Mehmet Akif Ersoy University
- Type: Public
- Established: 2006
- Rector: Prof. Dr. Adem Korkmaz
- Administrative staff: 1650
- Students: 28,974
- Location: Burdur, Turkey
- Colors: Navy blue and red
- Website: Official website

= Burdur Mehmet Akif Ersoy University =

Public university located in Burdur, Turkey

Burdur Mehmet Akif Ersoy University (Burdur Mehmet Akif Ersoy Üniversitesi), abbreviated as MAKU, is a public university located in Burdur, Turkey. It was established in 2006. It is named after Mehmet Akif Ersoy.

==History==
Mehmet Akif Ersoy University was founded on 17 March 2006. The following were connected to Suleyman Demirel University: Burdur Education Faculty, Burdur School of Health, Burdur Vocational School, Bucak Hikmet Tolunay Vocational School, Gölhisar Vocational School, Bucak Emin Gülmez Technical Science Vocational School, and Ağlasun Vocational School. Burdur Veterinary Faculty was connected to Akdeniz University. All were then transferred to Mehmet Akif Ersoy University. The Faculty of Letters, Institutes of Social Sciences, Science and Technology, Health Sciences were founded by the same law.

Also founded were the Continuing Education Research and Application Center, Strategic Researches Application and Research Center, Teke Location Folk Culture Application and Research Center, and Mehmet Akif Ersoy Application and Research Center. In addition to Research and Application Centers; Atatürk’s Principles and History of Turkish Revolution Department, Physical Education and Sports Department, Informatics Department, Fine Arts Department, Turkish Language Department and Foreign Languages Department are active within rectorship.

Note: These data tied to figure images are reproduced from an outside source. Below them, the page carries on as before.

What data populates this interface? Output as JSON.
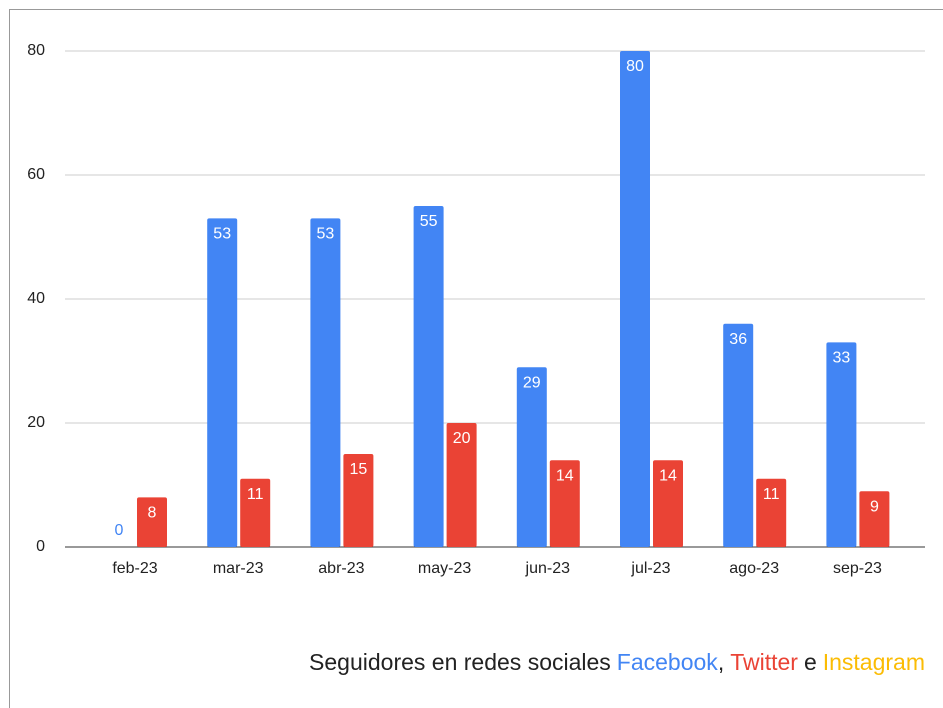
{
  "chart_data": {
    "type": "bar",
    "categories": [
      "feb-23",
      "mar-23",
      "abr-23",
      "may-23",
      "jun-23",
      "jul-23",
      "ago-23",
      "sep-23"
    ],
    "series": [
      {
        "name": "Facebook",
        "color": "#4285f4",
        "values": [
          0,
          53,
          53,
          55,
          29,
          80,
          36,
          33
        ]
      },
      {
        "name": "Twitter",
        "color": "#ea4335",
        "values": [
          8,
          11,
          15,
          20,
          14,
          14,
          11,
          9
        ]
      }
    ],
    "ylim": [
      0,
      80
    ],
    "yticks": [
      0,
      20,
      40,
      60,
      80
    ],
    "grid": true,
    "caption": {
      "text": "Seguidores en redes sociales",
      "joiners": [
        ",",
        "e"
      ]
    },
    "caption_extra": {
      "name": "Instagram",
      "color": "#fbbc04"
    }
  }
}
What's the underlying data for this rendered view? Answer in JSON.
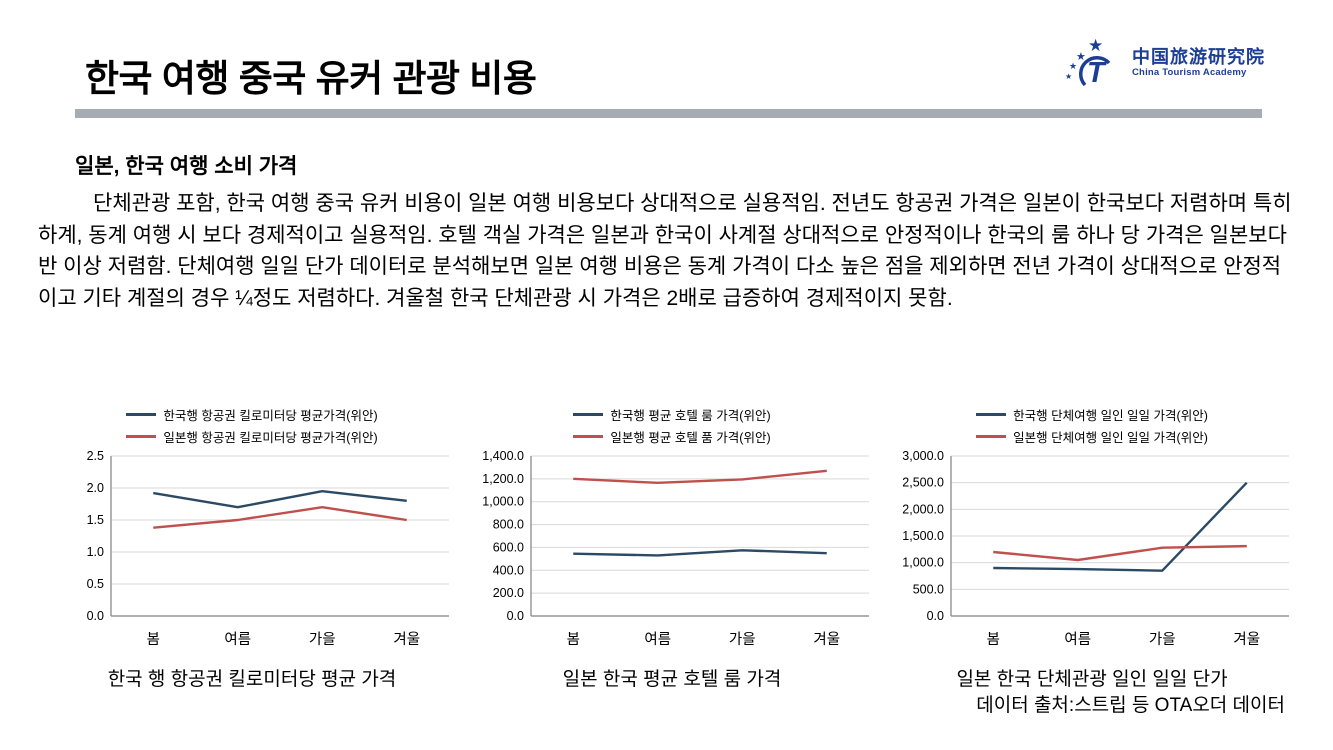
{
  "slide": {
    "title": "한국 여행 중국 유커 관광 비용",
    "subtitle": "일본, 한국 여행 소비 가격",
    "body": "단체관광 포함, 한국 여행 중국 유커 비용이 일본 여행 비용보다 상대적으로 실용적임. 전년도 항공권 가격은 일본이 한국보다 저렴하며 특히 하계, 동계 여행 시 보다 경제적이고 실용적임. 호텔 객실 가격은 일본과 한국이 사계절 상대적으로 안정적이나 한국의 룸 하나 당 가격은 일본보다 반 이상 저렴함. 단체여행 일일 단가 데이터로 분석해보면 일본 여행 비용은 동계 가격이 다소 높은 점을 제외하면 전년 가격이 상대적으로 안정적이고 기타 계절의 경우 ¼정도 저렴하다. 겨울철 한국 단체관광 시 가격은 2배로 급증하여 경제적이지 못함.",
    "source": "데이터 출처:스트립 등 OTA오더 데이터",
    "bar_color": "#a6acb4"
  },
  "logo": {
    "org_cn": "中国旅游研究院",
    "org_en": "China Tourism Academy",
    "color": "#1c3e95"
  },
  "chart_style": {
    "grid_color": "#d9d9d9",
    "axis_color": "#808080",
    "series_navy": "#2c4a64",
    "series_red": "#c0504d"
  },
  "chart_data": [
    {
      "type": "line",
      "title": "한국 행 항공권 킬로미터당 평균 가격",
      "categories": [
        "봄",
        "여름",
        "가을",
        "겨울"
      ],
      "series": [
        {
          "name": "한국행 항공권 킬로미터당 평균가격(위안)",
          "color": "#2c4a64",
          "values": [
            1.92,
            1.7,
            1.95,
            1.8
          ]
        },
        {
          "name": "일본행 항공권 킬로미터당 평균가격(위안)",
          "color": "#c0504d",
          "values": [
            1.38,
            1.5,
            1.7,
            1.5
          ]
        }
      ],
      "xlabel": "",
      "ylabel": "",
      "ylim": [
        0,
        2.5
      ],
      "ytick_step": 0.5,
      "grid": true,
      "legend_position": "top"
    },
    {
      "type": "line",
      "title": "일본 한국 평균 호텔 룸 가격",
      "categories": [
        "봄",
        "여름",
        "가을",
        "겨울"
      ],
      "series": [
        {
          "name": "한국행 평균 호텔 룸 가격(위안)",
          "color": "#2c4a64",
          "values": [
            545,
            530,
            575,
            550
          ]
        },
        {
          "name": "일본행 평균 호텔 품 가격(위안)",
          "color": "#c0504d",
          "values": [
            1200,
            1165,
            1195,
            1270
          ]
        }
      ],
      "xlabel": "",
      "ylabel": "",
      "ylim": [
        0,
        1400
      ],
      "ytick_step": 200,
      "grid": true,
      "legend_position": "top"
    },
    {
      "type": "line",
      "title": "일본 한국 단체관광 일인 일일 단가",
      "categories": [
        "봄",
        "여름",
        "가을",
        "겨울"
      ],
      "series": [
        {
          "name": "한국행 단체여행 일인 일일 가격(위안)",
          "color": "#2c4a64",
          "values": [
            900,
            880,
            850,
            2500
          ]
        },
        {
          "name": "일본행 단체여행 일인 일일 가격(위안)",
          "color": "#c0504d",
          "values": [
            1200,
            1050,
            1280,
            1310
          ]
        }
      ],
      "xlabel": "",
      "ylabel": "",
      "ylim": [
        0,
        3000
      ],
      "ytick_step": 500,
      "grid": true,
      "legend_position": "top"
    }
  ]
}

Mehmet Akif Ersoy University includes four institutions which have graduate training programs, five faculties and two higher schools which have undergraduate training programs, and six vocational schools, four research centers, six departments connected to rectorship, 16,500 students and 1000 personnel.

== Campus ==

===Accommodation===
There are dormitories attached to the General Directorate of Higher Education Credit and Dormitories.

===Food===
The food needs of the students, academics and administrative personnel are provided by dieticians from central dining hall in campus and dining halls of higher schools in towns, calculating the students’ and personnel’s calorie needs. Canteens and cafeterias offer services in the faculties and higher schools.

===Health===
Health Services for students are met by healthcare organizations in Burdur and its provinces. Students can receive aid from any medical personnel who work in the Directorate of Health, Culture and Sports Department.

===Culture===
Social activities are carried out through cooperative studies of the clubs established by Academic Units and the student and the Directorate of Health, Culture and Sports Department.

Conferences, seminars, panels and other activities are held with the participation of guests who have a national and international reputation.

Theatre, music, folk dance, exhibitions, colloquies are held at Science, Project and Spring Festivals in May every year. The students have an opportunity to express themselves with the activities held, shows performed by units and concerts.

===Recreation===
Cinema, operating at the University Continuing Education Center, lets students watch Turkish and foreign movies.

==Academics==

===Faculties===
- Faculty of Education
- Faculty of Veterinary Medicine
- Faculty of Arts and Science
- Faculty of Economics and Administrative Sciences
- Dean of the Faculty of Engineering and Architecture

===Institutes===
- Institute of Science and Technology
- Institute of Health Sciences
- Institute of Social Sciences
- Institute of Educational Sciences

===Schools===
- Bucak Zeliha Tolunay Higher School of Applied Technology and Management
- Bucak School of Health
- School of Health
- School of Physical Education and Sports
- School of Foreign Languages
- School of Tourism and Hotel Management

==Student life==
Sports services are maintained by the HCS Sports Services Unit, coordinated with the Physical Education and Sports Department in the Faculty of Education.

===Student Council===
Mehmet Akif Ersoy University Students Council is the only legal body representing about 16,500 students at Mehmet Akif Ersoy University. It has 13 members from three faculties, two schools, three institutes and six vocational schools.

Responsibilities of Mehmet Akif Ersoy University Students Council include
- protecting the rights of the students regarding the meeting and improvement of their educational, health, sports and cultural needs,
- ensuring that the students are sensitive in terms of national interest,
- delivering the expectations and demands of the students to the administrative bodies,
- ensuring the participation of the students in the making of decisions on education.

In addition to those main responsibilities, Mehmet Akif Ersoy University Students Council organizes events to contribute to the social and cultural development of the students.

===Students Clubs===
Clubs arrange activities such as concerts, courses, exhibitions, festivals, conferences, panels, symposium, knowledge contests, seminars, shows, music and poem concerts, and trips.